All we have to do is accept that truth, and do whatever Christ
tells us to do, and people will draw gifts of Christ-like love from
us and taste and rejoice, and the world will be transformed around
us, for his name’s sake, which is our sake, and for his glory,
which is our glory. This is
the greatest hope for the world and for us each. It is a hope that depends on no
Supreme Court or Congress or army, but only on this small, most
powerful act of consent.
Let us pray together in the faith that
God is one with our deepest, truest self.

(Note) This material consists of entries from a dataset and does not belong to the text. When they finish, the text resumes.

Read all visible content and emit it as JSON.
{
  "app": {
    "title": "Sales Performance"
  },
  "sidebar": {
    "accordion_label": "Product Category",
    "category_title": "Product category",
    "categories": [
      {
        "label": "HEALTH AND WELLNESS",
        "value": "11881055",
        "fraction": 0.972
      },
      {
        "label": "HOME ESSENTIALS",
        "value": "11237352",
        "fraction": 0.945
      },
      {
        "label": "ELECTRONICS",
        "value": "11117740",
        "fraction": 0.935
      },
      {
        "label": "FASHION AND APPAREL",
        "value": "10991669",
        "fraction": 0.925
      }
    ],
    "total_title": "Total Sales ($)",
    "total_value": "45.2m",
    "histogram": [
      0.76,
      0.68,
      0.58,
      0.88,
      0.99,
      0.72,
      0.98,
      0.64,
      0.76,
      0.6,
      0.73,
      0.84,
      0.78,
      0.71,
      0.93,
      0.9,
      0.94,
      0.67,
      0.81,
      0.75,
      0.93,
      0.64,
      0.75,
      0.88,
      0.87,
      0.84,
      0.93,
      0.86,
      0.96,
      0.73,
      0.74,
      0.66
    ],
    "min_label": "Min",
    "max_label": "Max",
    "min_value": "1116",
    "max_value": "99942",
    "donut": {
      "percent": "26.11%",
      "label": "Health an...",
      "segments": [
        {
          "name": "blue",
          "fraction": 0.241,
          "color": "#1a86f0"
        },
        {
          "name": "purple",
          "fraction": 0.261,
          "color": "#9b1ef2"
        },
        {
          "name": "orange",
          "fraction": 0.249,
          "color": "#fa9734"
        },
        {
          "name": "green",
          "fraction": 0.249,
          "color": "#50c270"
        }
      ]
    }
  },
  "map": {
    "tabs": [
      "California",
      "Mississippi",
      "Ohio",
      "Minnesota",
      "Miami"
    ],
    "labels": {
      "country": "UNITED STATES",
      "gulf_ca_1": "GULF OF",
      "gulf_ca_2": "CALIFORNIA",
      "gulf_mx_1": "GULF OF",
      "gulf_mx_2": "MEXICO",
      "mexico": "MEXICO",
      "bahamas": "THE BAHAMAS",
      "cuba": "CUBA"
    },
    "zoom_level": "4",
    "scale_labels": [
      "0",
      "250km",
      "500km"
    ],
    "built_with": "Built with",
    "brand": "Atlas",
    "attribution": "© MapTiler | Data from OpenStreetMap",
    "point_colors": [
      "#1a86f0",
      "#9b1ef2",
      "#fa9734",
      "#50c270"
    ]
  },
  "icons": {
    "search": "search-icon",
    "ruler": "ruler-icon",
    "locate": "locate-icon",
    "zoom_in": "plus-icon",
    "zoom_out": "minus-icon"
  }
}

Let us open to our transformation
into the fullness of our being as individuals and as a church so that
we may help transform the world.
Let us pray in a silence that says wordlessly,
“Yes,” for God’s sake and for ours…
His Mother Asked
He Show His Power
tune: TALLIS’ CANON (PH#91) L.M.
His mother asked he show his power.
Christ said it was not yet his hour.
But when his mercy hears us plead
His love pours forth to meet our need.
Compassion moves him at each feast
To give the best to serve the least.
If we call out, though at our worst,
His loving heart will quench our thirst.
As water changed at his command,
A feat we cannot understand,
So equally beyond our skill
He changes us who yield our will.
“Do as he says,” his mother said.
And though doubt filled each servant’s head,
They brimmed their empty jars of stone
And through them Christ’s rich glory shone.
If we hear Christ and do as told
All in us that is dull or old
Will be transformed because we are
Like water in a sacred jar.
Like water used to purify,
Our meaning changes, old forms die,
When we consent and let Christ make
Love’s gifts pour from us for his sake.